DIE HARKE am Sonntag war dabei, als Hartmut Westermann, Vorsitzender der IG, Urkunde und Eintrittserklärung mit dem pensionierten Landwirt Karl-Heinz Rengstorf austauschte.  Achtermann

DIE HARKE am Sonntag war dabei, als Hartmut Westermann, Vorsitzender der IG, Urkunde und Eintrittserklärung mit dem pensionierten Landwirt Karl-Heinz Rengstorf austauschte. Achtermann

Magelsen/Oiste 21.04.2018 Von Horst Achtermann

Rengstorf 35. „Ole Schüün“-Mitglied

Pensionierter Landwirt sammelt Oldtimer-Trecker und tuckert mit seinem Eicher 330 demnächst in die Elbtalaue

Magelsen/Oiste. Karl-Heinz Rengstorf ist in der Oldtimer-Szene der Schlepper- und Treckerfreunde wahrlich kein Unbekannter und deswegen auch bei den Veranstaltungen der Interessengemeinschaft (IG) „De Ole Schüün“ in Magelsen immer willkommen. Daher haben die Männer der IG „Ole Schüün“ Karl-Heinz Rengstorf mit Datum vom 11. April 2018 als 35. Mitglied aufgenommen. DIE HARKE am Sonntag war dabei, als Hartmut Westermann, Vorsitzender der IG, Urkunde und Eintrittserklärung mit dem pensionierten Landwirt vor Ort in Oiste, einem Ort in unmittelbarer Nähe von Magelsen, austauschte.

Seine gesammelten Schlepper sind Einzelstücke. „Da muss man heute schon mal eben 15 000 Euro auf den Tisch legen“, so Rengstorf augenzwinkernd, „eine Kapitalanlage mit Spaßfaktor“. In seiner großen Halle steht gleich vorne der graue Eichler ED 110/8 Baujahr 1958. Ausgerüstet mit einem Langhubmotor und 19 PS, verbraucht 1,5 Liter Diesel in der Stunde. Mit einer Geschwindigkeit von 18 km/h tuckert Karl-Heinz Rengstorf nach Magelsen, so ist er auch am 10. Mai (Himmelfahrt) bei der großen Trecker-Rundfahrt in der Gemeinde Hilgermissen dabei.

Als Anhänger wird eine Original „Wilhelmsburger Kutsche“ gezogen, die um 1920 von Pferden bewegt wurde. „Seit 1960 in seiner Schleppersammlung, alles geschmiedet, nichts Geschweißtes“. „Een Melkwogen ut de Tiet, as de Melk noch een önnichen Pries harr“, steht auf der Rückseite der Kutsche.
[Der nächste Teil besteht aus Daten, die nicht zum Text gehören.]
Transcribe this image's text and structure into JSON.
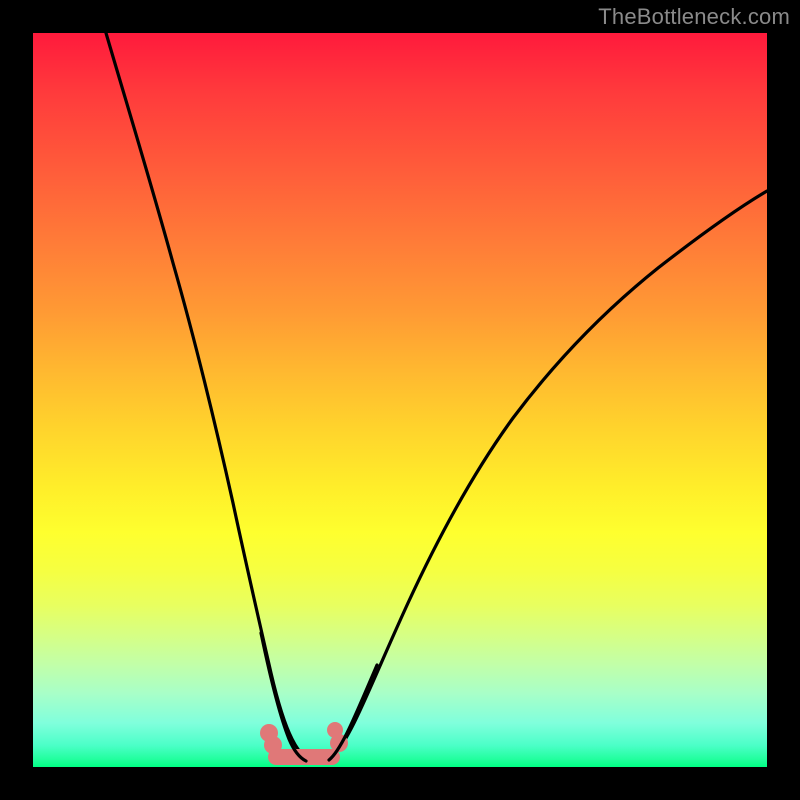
{
  "watermark": "TheBottleneck.com",
  "chart_data": {
    "type": "line",
    "title": "",
    "xlabel": "",
    "ylabel": "",
    "xlim": [
      0,
      100
    ],
    "ylim": [
      0,
      100
    ],
    "grid": false,
    "legend": false,
    "background_gradient": {
      "top_color": "#ff1a3c",
      "bottom_color": "#00ff84",
      "description": "vertical rainbow gradient red→orange→yellow→green"
    },
    "series": [
      {
        "name": "left-curve",
        "color": "#000000",
        "x": [
          10,
          12,
          14,
          16,
          18,
          20,
          22,
          24,
          26,
          28,
          29,
          30,
          31,
          32,
          33,
          34,
          35,
          36
        ],
        "y": [
          100,
          90,
          80,
          70,
          60,
          50,
          40,
          30,
          20,
          12,
          9,
          7,
          5.5,
          4,
          3,
          2.2,
          2,
          2
        ]
      },
      {
        "name": "right-curve",
        "color": "#000000",
        "x": [
          39,
          40,
          41,
          42,
          44,
          46,
          50,
          55,
          60,
          65,
          70,
          75,
          80,
          85,
          90,
          95,
          100
        ],
        "y": [
          2,
          2.2,
          3,
          4.5,
          8,
          12,
          20,
          30,
          38,
          45,
          51,
          56,
          61,
          65,
          69,
          72,
          75
        ]
      },
      {
        "name": "valley-marker",
        "type": "marker-band",
        "color": "#e07878",
        "x_range": [
          29,
          41
        ],
        "y_level": 4,
        "description": "salmon colored rounded band with two bumps at the trough of the V"
      }
    ],
    "annotations": []
  },
  "colors": {
    "frame": "#000000",
    "curve": "#000000",
    "marker": "#e07878",
    "watermark": "#8a8a8a"
  }
}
Rengstorf zeigt immer wieder, dass er gern im Internet unterwegs ist. So hat er einen Eicher-Zickler Schmalspurschlepper auf diesem Weg entdeckt und ersteigert, günstig, weil er nicht auf Anhieb verkauft wurde. Vom Eicher-Händler Zickler in Frankenweiler für den Weinanbau entwickelt. „Ich habe mir einen Grubber und einen Pflug anfertigen lassen und hole damit Kartoffeln aus der Erde“. Rengstorf hat sich in das Leben seiner Schlepper eingearbeitet und bringt mit seinem Handwerkszeug vieles wieder an jedem Schlepper in Ordnung. „Ich weiß auch, wo es noch Ersatzteile gibt“.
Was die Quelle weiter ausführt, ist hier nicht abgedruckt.